On the regulatory front one cannot avoid but start by acknowledging the market impact of the obligations set forth in the FuelEU Maritime and ReFuelEU Aviation Regulations, effective as from 1 January, which are each expected to create roughly a million tonnes of extra demand of waste-based and advanced biofuel this year.
That is only the beginning as the mandates (GHG reduction and incorporation of renewable fuels, respectively) will increase on a yearly basis.

These increases of final product will be definitely helped by the proposed revision of Annex IX of the Renewable Energy Directive, which is adding a number of novel feedstocks to the EU eligibility list, most notably intermediate crops, including cover crops, which are particularly promising given the significant potential volumes at stake and their optimal physical properties for the purposes of biofuels production.
The transposition deadline of the Annex IX revision expires on 14 September and for it to properly work and drive additional feedstock volumes to the market, the European Commission is expected to deliver sound regulatory guidance on how to apply the conditionality on cover crops (that is, detailing how cover crops can be grown and harvested for the purposes of RED compliance) and equally importantly, further improving the EU biofuels certification system to, among other issues, meet the inherent challenges of certifying cover crops, which are physically identical as conventional crops.

New legislation



The Commission will deliver on these two topics in a widely awaited implementing act due in the first half of this year.
We expect a draft of this secondary legislation to see the light roughly at the same time as the Commission agrees with member states the final date on which the union database for biofuels (UDB) becomes entirely operational, thus bringing a new layer of transparency and traceability to the market.
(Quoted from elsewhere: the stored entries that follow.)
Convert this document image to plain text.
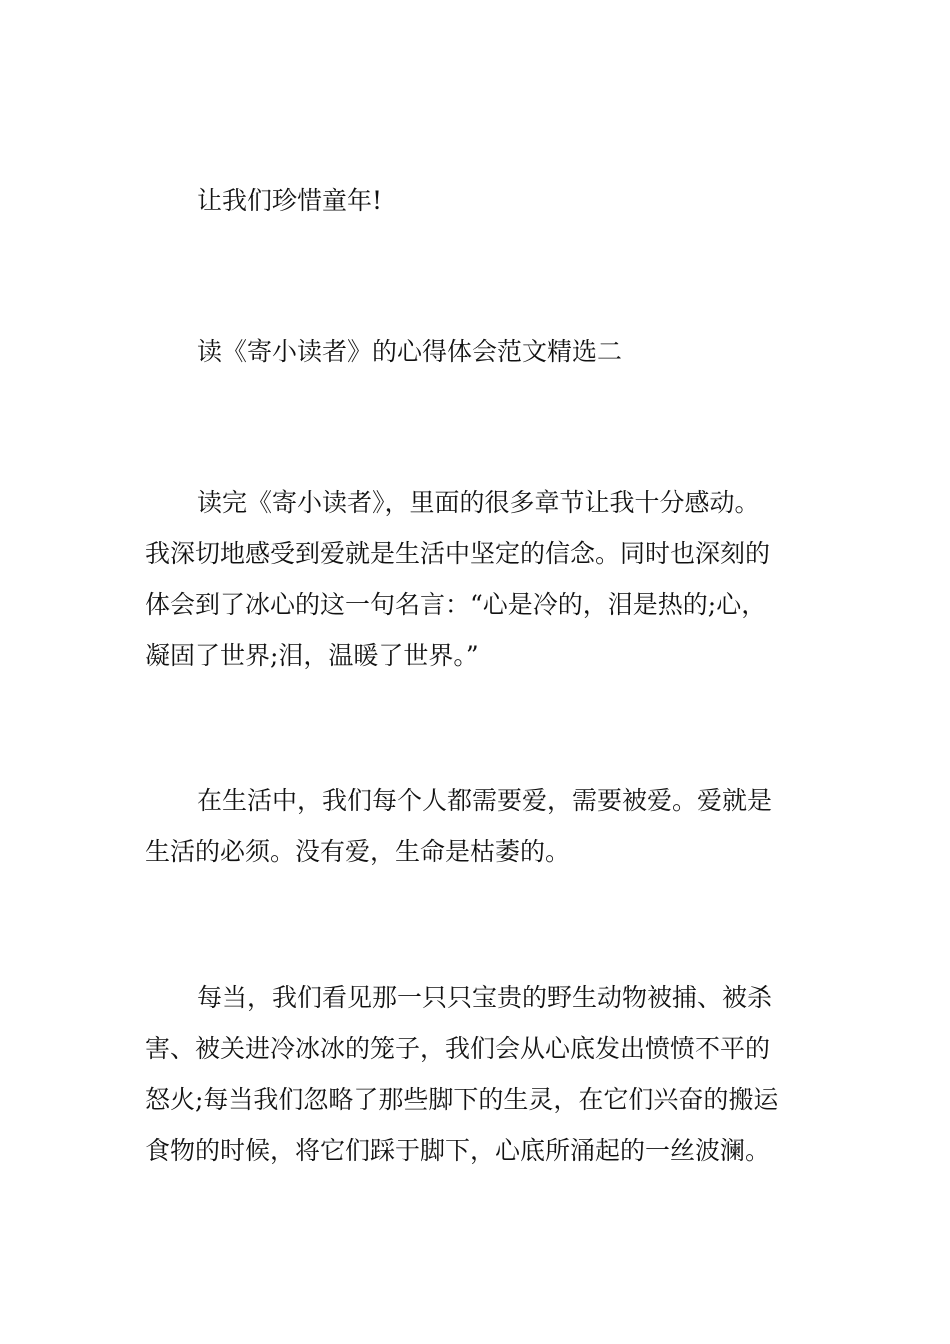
让我们珍惜童年!

读《寄小读者》的心得体会范文精选二

读完《寄小读者》，里面的很多章节让我十分感动。
我深切地感受到爱就是生活中坚定的信念。同时也深刻的
体会到了冰心的这一句名言：“心是冷的，泪是热的;心，
凝固了世界;泪，温暖了世界。”

在生活中，我们每个人都需要爱，需要被爱。爱就是
生活的必须。没有爱，生命是枯萎的。

每当，我们看见那一只只宝贵的野生动物被捕、被杀
害、被关进冷冰冰的笼子，我们会从心底发出愤愤不平的
怒火;每当我们忽略了那些脚下的生灵，在它们兴奋的搬运
食物的时候，将它们踩于脚下，心底所涌起的一丝波澜。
This year also marks the beginning in earnest of the second Von der Leyen Commission, whose regulatory output will be somewhat conditioned by the Draghi Report, which dictates that the new European agenda should aim to decarbonize at the same time as reindustrialise.
This dichotomy will have wide-ranging consequences. Most pieces of legislation affecting our industry will be revised before this term ends on 2029, from the REDIII to the maritime and aviation regulations, to the CO2 emission standards for cars, vans and heavy-duty vehicles.
The system of promotion of renewable fuels will be once again up for grabs and our industry has a clear idea of what is needed to end past conceptual mistakes - ambitious targets should be coupled with made in EU provisions.
It simply cannot be no more that the EU system promotes first and foremost third-country production to the detriment of the domestic industry.
Trade defence measures are not enough – we need a fundamental policy change, and its seed is being planted at the moment as preparatory work on legislative revisions is timidly starting.

Speaking about fundamental conceptual shifts, the EU’s approach to the promotion of electromobility will also be readdressed following Draghi’s indications – the industry at large is working hard to prove that carbon-neutral fuels including biodiesel have a major role to play in the decarbonisation of the road transport sector well beyond 2035.
EU institutions will need to display cool-headed pragmatism when revising CO2 emission standards, starting already this year as well, and deliver a truly technologically neutral solution that integrates our decarbonisation potential.